Lessons From The Past
Recent history provides a powerful caution about what could happen if companies were given more freedom to market their products for unapproved uses. In the last decade, nearly every major pharmaceutical company has been forced to pay substantial penalties or settlements for violation of off-label promotion standards, for a cumulative total exceeding $15 billion. One salient example illustrating this concern was the 2012 settlement by Johnson & Johnson for illegal promotion of its anti-psychotic drug Risperdal to treat elderly patients with dementia in nursing homes. It was not just that the drug is usually ineffective in these patients; it also increases the risk of death by about 60 percent, a warning that the FDA features prominently at the top of the drug’s official prescribing information.
We already have clear evidence of what would result from a looser standard of companies’ communications about their drug products. That was the situation that prevailed before 1962, when drug manufacturers were permitted to advertise products later found to be poorly effective, dangerous, or both. And one need look only as far as the magazines and television commercials of today to see what happens when regulatory restraints are lifted for another drug class, the so-called nutritional supplements. Because of bad legislation passed in the 1990s that took jurisdiction for these drugs out of the hands of the FDA, the airwaves and print media, as well as the Internet, are now saturated with implausible claims for products that have little factual basis. The country does not need the same level of miscommunication for a class of drugs that is dramatically more powerful.

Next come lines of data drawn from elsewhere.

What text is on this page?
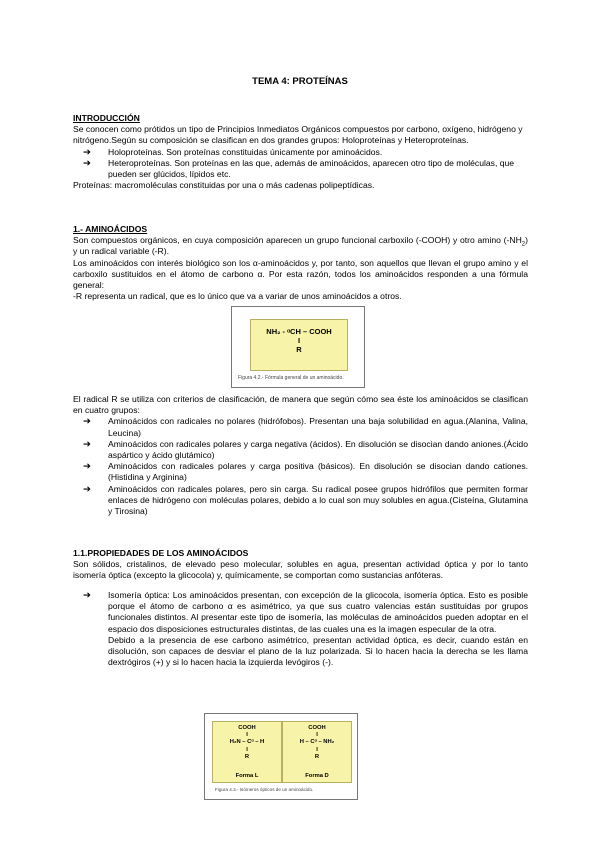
TEMA 4: PROTEÍNAS

INTRODUCCIÓN

Se conocen como prótidos un tipo de Principios Inmediatos Orgánicos compuestos por carbono, oxígeno, hidrógeno y nitrógeno.Según su composición se clasifican en dos grandes grupos: Holoproteínas y Heteroproteínas.

➔ Holoproteínas. Son proteínas constituidas únicamente por aminoácidos.
➔ Heteroproteínas. Son proteínas en las que, además de aminoácidos, aparecen otro tipo de moléculas, que pueden ser glúcidos, lípidos etc.

Proteínas: macromoléculas constituidas por una o más cadenas polipeptídicas.

1.- AMINOÁCIDOS

Son compuestos orgánicos, en cuya composición aparecen un grupo funcional carboxilo (-COOH) y otro amino $(-NH_2)$ y un radical variable (-R).

Los aminoácidos con interés biológico son los α-aminoácidos y, por tanto, son aquellos que llevan el grupo amino y el carboxilo sustituidos en el átomo de carbono α. Por esta razón, todos los aminoácidos responden a una fórmula general:

-R representa un radical, que es lo único que va a variar de unos aminoácidos a otros.

NH₂ - ᵅCH – COOH
I
R
Figura 4.2.- Fórmula general de un aminoácido.

El radical R se utiliza con criterios de clasificación, de manera que según cómo sea éste los aminoácidos se clasifican en cuatro grupos:

➔ Aminoácidos con radicales no polares (hidrófobos). Presentan una baja solubilidad en agua.(Alanina, Valina, Leucina)
➔ Aminoácidos con radicales polares y carga negativa (ácidos). En disolución se disocian dando aniones.(Ácido aspártico y ácido glutámico)
➔ Aminoácidos con radicales polares y carga positiva (básicos). En disolución se disocian dando cationes.(Histidina y Arginina)
➔ Aminoácidos con radicales polares, pero sin carga. Su radical posee grupos hidrófilos que permiten formar enlaces de hidrógeno con moléculas polares, debido a lo cual son muy solubles en agua.(Cisteína, Glutamina y Tirosina)

1.1.PROPIEDADES DE LOS AMINOÁCIDOS

Son sólidos, cristalinos, de elevado peso molecular, solubles en agua, presentan actividad óptica y por lo tanto isomería óptica (excepto la glicocola) y, químicamente, se comportan como sustancias anfóteras.

➔ Isomería óptica: Los aminoácidos presentan, con excepción de la glicocola, isomería óptica. Esto es posible porque el átomo de carbono α es asimétrico, ya que sus cuatro valencias están sustituidas por grupos funcionales distintos. Al presentar este tipo de isomería, las moléculas de aminoácidos pueden adoptar en el espacio dos disposiciones estructurales distintas, de las cuales una es la imagen especular de la otra.

Debido a la presencia de ese carbono asimétrico, presentan actividad óptica, es decir, cuando están en disolución, son capaces de desviar el plano de la luz polarizada. Si lo hacen hacia la derecha se les llama dextrógiros (+) y si lo hacen hacia la izquierda levógiros (-).

COOH
I
H₂N – Cᵅ – H
I
R
Forma L
COOH
I
H – Cᵅ – NH₂
I
R
Forma D
Figura 4.3.- Isómeros ópticos de un aminoácido.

Thus, the central question is not Central Hudson, the classical case-law definition that has been used to determine when it is acceptable to curtail commercial free speech. The real issue is whether we as a society feel that there is something special about human illness and its treatment that warrants a different legal status than promotional statements made about refrigerators.
As convinced as I am about this from the perspective of a clinician and drug researcher, I fear that I will be on the losing side of this battle. The rampant forces of commercial free speech zealotry that are working in the service of corporate empowerment are likely to win this battle. Paradoxically, patients’ rights to the best possible medical care will be diminished in the process.
Author’s Note
On March 8, it was announced that the FDA backed down from its position forbidding the maker of a prescription fish-oil product from promoting its product for unapproved uses. The company may now do so, despite the absence of compelling evidence that this use will benefit patients. It’s not just about the fish oil: this slimy development will lubricate the slippery slope of FDA’s sliding into less and less control over companies’ promotional claims. The end is near.